Allegedly, Sherilyn Fenn was rather embarrassed to have the movie on her CV, but she needn’t have been. Looking at it now on Blu-ray, it’s a very beautiful film. King directs with a real feel for this sort of material, and the viewer’s eye is caressed with a stream of soft-focus fashion-plate imagery. Seen in high-def, moments such as the close-up of Fenn’s face in the shower, with beads of water quivering on her cheek, look good enough to rip out and hang up on your wall. There’s a heady Douglas Sirk-meets-Fellini vibe to the culture clash of leisured upper crust and manic carnival folk (tennis flannels, magnolia and Spanish moss on the one hand, fever dream-ish funfair scenes lit with strings of coloured light-bulbs on the other), and this is underscored by costumes and styling which reference the ’50s.

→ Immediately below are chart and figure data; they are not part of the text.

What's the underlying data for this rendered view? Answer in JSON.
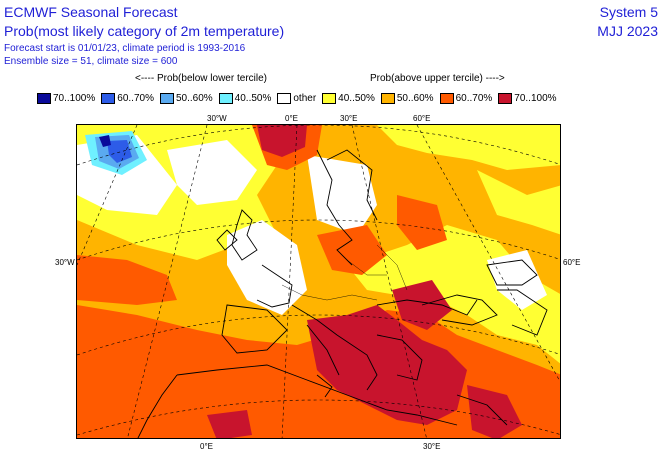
{
  "header": {
    "title": "ECMWF Seasonal Forecast",
    "subtitle": "Prob(most likely category of 2m temperature)",
    "forecast_info": "Forecast start is 01/01/23, climate period is 1993-2016",
    "ensemble_info": "Ensemble size = 51, climate size = 600",
    "system": "System 5",
    "period": "MJJ 2023"
  },
  "legend": {
    "below_heading": "<---- Prob(below lower tercile)",
    "above_heading": "Prob(above upper tercile) ---->",
    "items": [
      {
        "label": "70..100%",
        "color": "#0a0a9a"
      },
      {
        "label": "60..70%",
        "color": "#2d5ce8"
      },
      {
        "label": "50..60%",
        "color": "#5aaaf0"
      },
      {
        "label": "40..50%",
        "color": "#6ff0ff"
      },
      {
        "label": "other",
        "color": "#ffffff"
      },
      {
        "label": "40..50%",
        "color": "#ffff33"
      },
      {
        "label": "50..60%",
        "color": "#ffb400"
      },
      {
        "label": "60..70%",
        "color": "#ff5a00"
      },
      {
        "label": "70..100%",
        "color": "#c8142d"
      }
    ]
  },
  "map": {
    "lon_labels": {
      "top_30w": "30°W",
      "top_0": "0°E",
      "top_30e": "30°E",
      "top_60e": "60°E",
      "left_30w": "30°W",
      "right_60e": "60°E",
      "bottom_0": "0°E",
      "bottom_30e": "30°E"
    }
  }
}
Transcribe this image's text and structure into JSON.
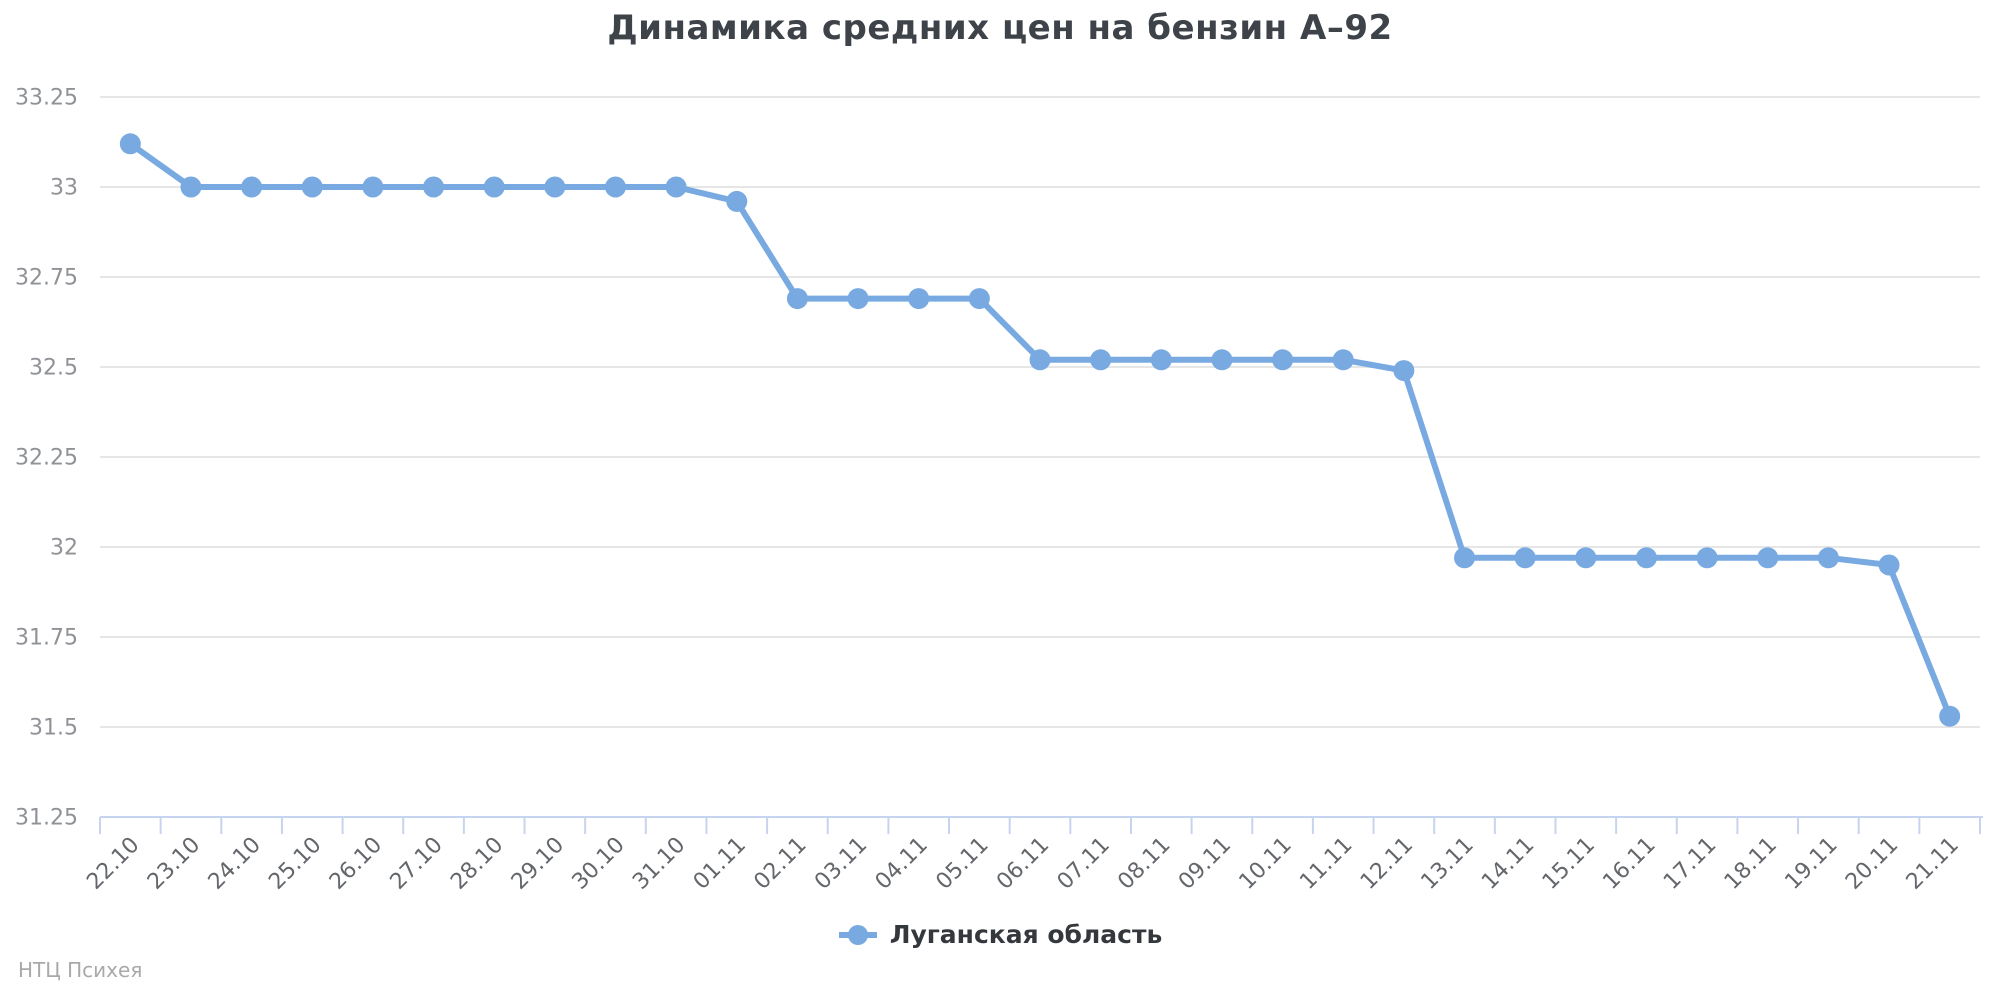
{
  "chart_data": {
    "type": "line",
    "title": "Динамика средних цен на бензин А–92",
    "categories": [
      "22.10",
      "23.10",
      "24.10",
      "25.10",
      "26.10",
      "27.10",
      "28.10",
      "29.10",
      "30.10",
      "31.10",
      "01.11",
      "02.11",
      "03.11",
      "04.11",
      "05.11",
      "06.11",
      "07.11",
      "08.11",
      "09.11",
      "10.11",
      "11.11",
      "12.11",
      "13.11",
      "14.11",
      "15.11",
      "16.11",
      "17.11",
      "18.11",
      "19.11",
      "20.11",
      "21.11"
    ],
    "series": [
      {
        "name": "Луганская область",
        "values": [
          33.12,
          33.0,
          33.0,
          33.0,
          33.0,
          33.0,
          33.0,
          33.0,
          33.0,
          33.0,
          32.96,
          32.69,
          32.69,
          32.69,
          32.69,
          32.52,
          32.52,
          32.52,
          32.52,
          32.52,
          32.52,
          32.49,
          31.97,
          31.97,
          31.97,
          31.97,
          31.97,
          31.97,
          31.97,
          31.95,
          31.53
        ]
      }
    ],
    "ylim": [
      31.25,
      33.25
    ],
    "yticks": [
      33.25,
      33,
      32.75,
      32.5,
      32.25,
      32,
      31.75,
      31.5,
      31.25
    ],
    "xlabel": "",
    "ylabel": "",
    "grid": true,
    "legend_position": "bottom",
    "colors": {
      "line": "#78aae1",
      "bullet": "#78aae1",
      "axis": "#c7d4ef",
      "grid": "#e6e6e6",
      "y_labels": "#8f9296",
      "x_labels": "#63666a",
      "title": "#3d4349",
      "legend_text": "#34383d",
      "watermark": "#a9a9a9"
    }
  },
  "watermark": "НТЦ Психея"
}
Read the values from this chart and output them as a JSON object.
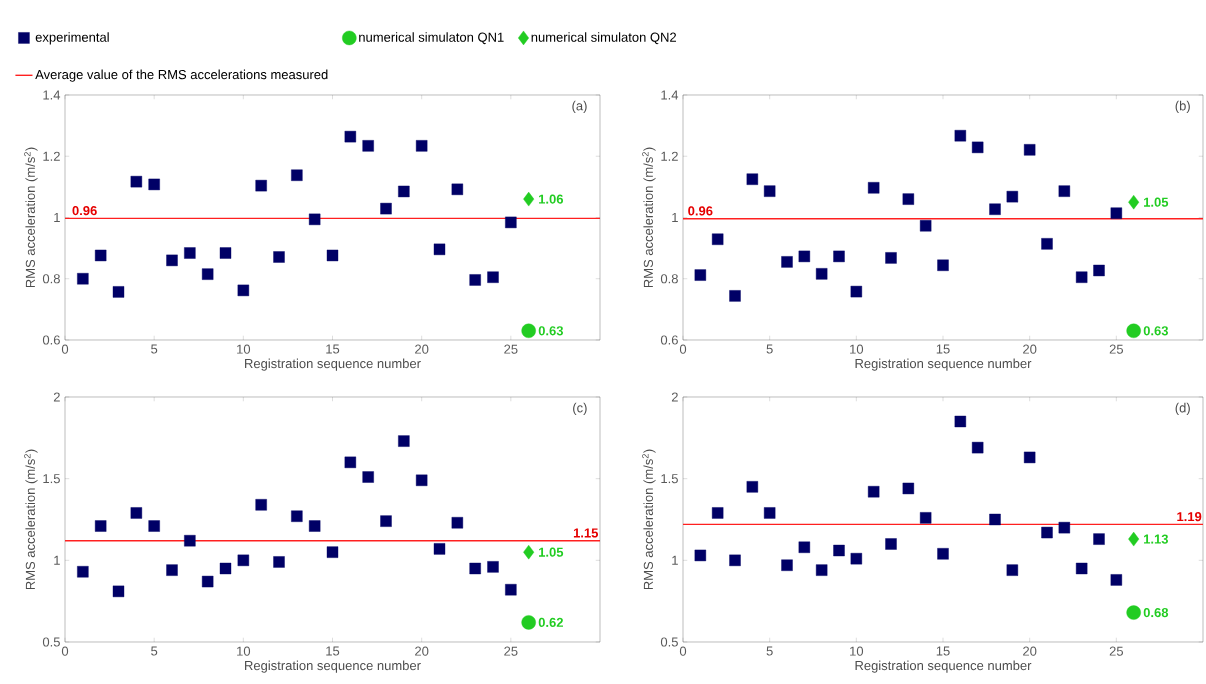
{
  "chart_data": [
    {
      "type": "scatter",
      "title": "(a)",
      "xlabel": "Registration sequence number",
      "ylabel": "RMS acceleration (m/s$^{2}$)",
      "xlim": [
        0,
        30
      ],
      "ylim": [
        0.6,
        1.4
      ],
      "xticks": [
        0,
        5,
        10,
        15,
        20,
        25
      ],
      "yticks": [
        0.6,
        0.8,
        1,
        1.2,
        1.4
      ],
      "legend": "top",
      "series": [
        {
          "name": "experimental",
          "color": "#000066",
          "marker": "square",
          "x": [
            1,
            2,
            3,
            4,
            5,
            6,
            7,
            8,
            9,
            10,
            11,
            12,
            13,
            14,
            15,
            16,
            17,
            18,
            19,
            20,
            21,
            22,
            23,
            24,
            25
          ],
          "values": [
            0.8,
            0.876,
            0.757,
            1.117,
            1.108,
            0.86,
            0.884,
            0.815,
            0.884,
            0.762,
            1.104,
            0.871,
            1.138,
            0.994,
            0.876,
            1.264,
            1.234,
            1.029,
            1.085,
            1.234,
            0.896,
            1.092,
            0.796,
            0.805,
            0.984
          ]
        },
        {
          "name": "numerical simulaton QN1",
          "color": "#22cc22",
          "marker": "circle",
          "x": [
            26
          ],
          "values": [
            0.63
          ],
          "value_labels": [
            "0.63"
          ]
        },
        {
          "name": "numerical simulaton QN2",
          "color": "#22cc22",
          "marker": "diamond",
          "x": [
            26
          ],
          "values": [
            1.06
          ],
          "value_labels": [
            "1.06"
          ]
        },
        {
          "name": "Average value of the RMS accelerations measured",
          "type": "line",
          "color": "#ff2020",
          "x": [
            0,
            30
          ],
          "values": [
            0.997,
            0.997
          ]
        }
      ],
      "annotations": [
        {
          "text": "0.96",
          "x": 1.1,
          "y": 0.997
        }
      ]
    },
    {
      "type": "scatter",
      "title": "(b)",
      "xlabel": "Registration sequence number",
      "ylabel": "RMS acceleration (m/s$^{2}$)",
      "xlim": [
        0,
        30
      ],
      "ylim": [
        0.6,
        1.4
      ],
      "xticks": [
        0,
        5,
        10,
        15,
        20,
        25
      ],
      "yticks": [
        0.6,
        0.8,
        1,
        1.2,
        1.4
      ],
      "series": [
        {
          "color": "#000066",
          "marker": "square",
          "x": [
            1,
            2,
            3,
            4,
            5,
            6,
            7,
            8,
            9,
            10,
            11,
            12,
            13,
            14,
            15,
            16,
            17,
            18,
            19,
            20,
            21,
            22,
            23,
            24,
            25
          ],
          "values": [
            0.812,
            0.929,
            0.744,
            1.125,
            1.086,
            0.855,
            0.873,
            0.816,
            0.873,
            0.758,
            1.097,
            0.868,
            1.06,
            0.973,
            0.844,
            1.267,
            1.229,
            1.027,
            1.068,
            1.221,
            0.914,
            1.086,
            0.805,
            0.827,
            1.014
          ]
        },
        {
          "color": "#22cc22",
          "marker": "circle",
          "x": [
            26
          ],
          "values": [
            0.63
          ],
          "value_labels": [
            "0.63"
          ]
        },
        {
          "color": "#22cc22",
          "marker": "diamond",
          "x": [
            26
          ],
          "values": [
            1.05
          ],
          "value_labels": [
            "1.05"
          ]
        },
        {
          "type": "line",
          "color": "#ff2020",
          "x": [
            0,
            30
          ],
          "values": [
            0.996,
            0.996
          ]
        }
      ],
      "annotations": [
        {
          "text": "0.96",
          "x": 1.0,
          "y": 0.996
        }
      ]
    },
    {
      "type": "scatter",
      "title": "(c)",
      "xlabel": "Registration sequence number",
      "ylabel": "RMS acceleration (m/s$^{2}$)",
      "xlim": [
        0,
        30
      ],
      "ylim": [
        0.5,
        2
      ],
      "xticks": [
        0,
        5,
        10,
        15,
        20,
        25
      ],
      "yticks": [
        0.5,
        1,
        1.5,
        2
      ],
      "series": [
        {
          "color": "#000066",
          "marker": "square",
          "x": [
            1,
            2,
            3,
            4,
            5,
            6,
            7,
            8,
            9,
            10,
            11,
            12,
            13,
            14,
            15,
            16,
            17,
            18,
            19,
            20,
            21,
            22,
            23,
            24,
            25
          ],
          "values": [
            0.93,
            1.21,
            0.81,
            1.29,
            1.21,
            0.94,
            1.12,
            0.87,
            0.95,
            1.0,
            1.34,
            0.99,
            1.27,
            1.21,
            1.05,
            1.6,
            1.51,
            1.24,
            1.73,
            1.49,
            1.07,
            1.23,
            0.95,
            0.96,
            0.82
          ]
        },
        {
          "color": "#22cc22",
          "marker": "circle",
          "x": [
            26
          ],
          "values": [
            0.62
          ],
          "value_labels": [
            "0.62"
          ]
        },
        {
          "color": "#22cc22",
          "marker": "diamond",
          "x": [
            26
          ],
          "values": [
            1.05
          ],
          "value_labels": [
            "1.05"
          ]
        },
        {
          "type": "line",
          "color": "#ff2020",
          "x": [
            0,
            30
          ],
          "values": [
            1.12,
            1.12
          ]
        }
      ],
      "annotations": [
        {
          "text": "1.15",
          "x": 29.2,
          "y": 1.12
        }
      ]
    },
    {
      "type": "scatter",
      "title": "(d)",
      "xlabel": "Registration sequence number",
      "ylabel": "RMS acceleration (m/s$^{2}$)",
      "xlim": [
        0,
        30
      ],
      "ylim": [
        0.5,
        2
      ],
      "xticks": [
        0,
        5,
        10,
        15,
        20,
        25
      ],
      "yticks": [
        0.5,
        1,
        1.5,
        2
      ],
      "series": [
        {
          "color": "#000066",
          "marker": "square",
          "x": [
            1,
            2,
            3,
            4,
            5,
            6,
            7,
            8,
            9,
            10,
            11,
            12,
            13,
            14,
            15,
            16,
            17,
            18,
            19,
            20,
            21,
            22,
            23,
            24,
            25
          ],
          "values": [
            1.03,
            1.29,
            1.0,
            1.45,
            1.29,
            0.97,
            1.08,
            0.94,
            1.06,
            1.01,
            1.42,
            1.1,
            1.44,
            1.26,
            1.04,
            1.85,
            1.69,
            1.25,
            0.94,
            1.63,
            1.17,
            1.2,
            0.95,
            1.13,
            0.88
          ]
        },
        {
          "color": "#22cc22",
          "marker": "circle",
          "x": [
            26
          ],
          "values": [
            0.68
          ],
          "value_labels": [
            "0.68"
          ]
        },
        {
          "color": "#22cc22",
          "marker": "diamond",
          "x": [
            26
          ],
          "values": [
            1.13
          ],
          "value_labels": [
            "1.13"
          ]
        },
        {
          "type": "line",
          "color": "#ff2020",
          "x": [
            0,
            30
          ],
          "values": [
            1.22,
            1.22
          ]
        }
      ],
      "annotations": [
        {
          "text": "1.19",
          "x": 29.2,
          "y": 1.22
        }
      ]
    }
  ]
}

Fenn slots into this retro aesthetic like it was tailor-made for her, delivering an Old Hollywood-style star turn (albeit with full frontal nudity) as the introverted rich girl who takes a walk on the wrong side of the tracks and embarks on a sexual and social awakening, only to end up torn between duty to her high-achieving family and the cravings of the flesh.
The movie is also sensitive to a feminist agenda. It’s not that Perry is so irresistible (“You’re beyond social redemption,” April snaps at him at one point, fed up by his feckless and inconsiderate behaviour), it’s that he doesn’t take crap from anyone, and this speaks to her own need for self-determination. Elsewhere, the importance of the female gaze is acknowledged in an early scene where April spies through a peep-hole on some men showering, and by the fact that Perry spends a lot of time with his shirt off. (Although there are limits. There’s only one moon on view at Two Moon Junction, the location of the lovers’ big sex scene, because Perry keeps his jeans firmly up throughout. These were still the days when real men made love with their trousers on.)
Even Perry, a character you expect to grate, comes across as more vulnerable and appealing than anticipated, winning you over with a scene where he buries his dog (murdered by another carny hand) on a spot of farmland, but then faces the humiliation of being forced to dig it up again by the local sheriff (an affably sinister Burl Ives) sent to lean on him by April’s controlling gran (the never less than excellent Louise Fletcher). All in all, then, Two Moon Junction is far less cheesy and far more well-crafted than its reputation would suggest, and it’s worn far better than many more high profile movies of the ’80s.
The gauziness of some of the visuals means that this HD transfer isn’t the last word in sharpness, but it’s strongly atmospheric: the colours are dewily bright and vibrant, and there’s an impressive depth of field which brings the mise-en-scene to vivid life.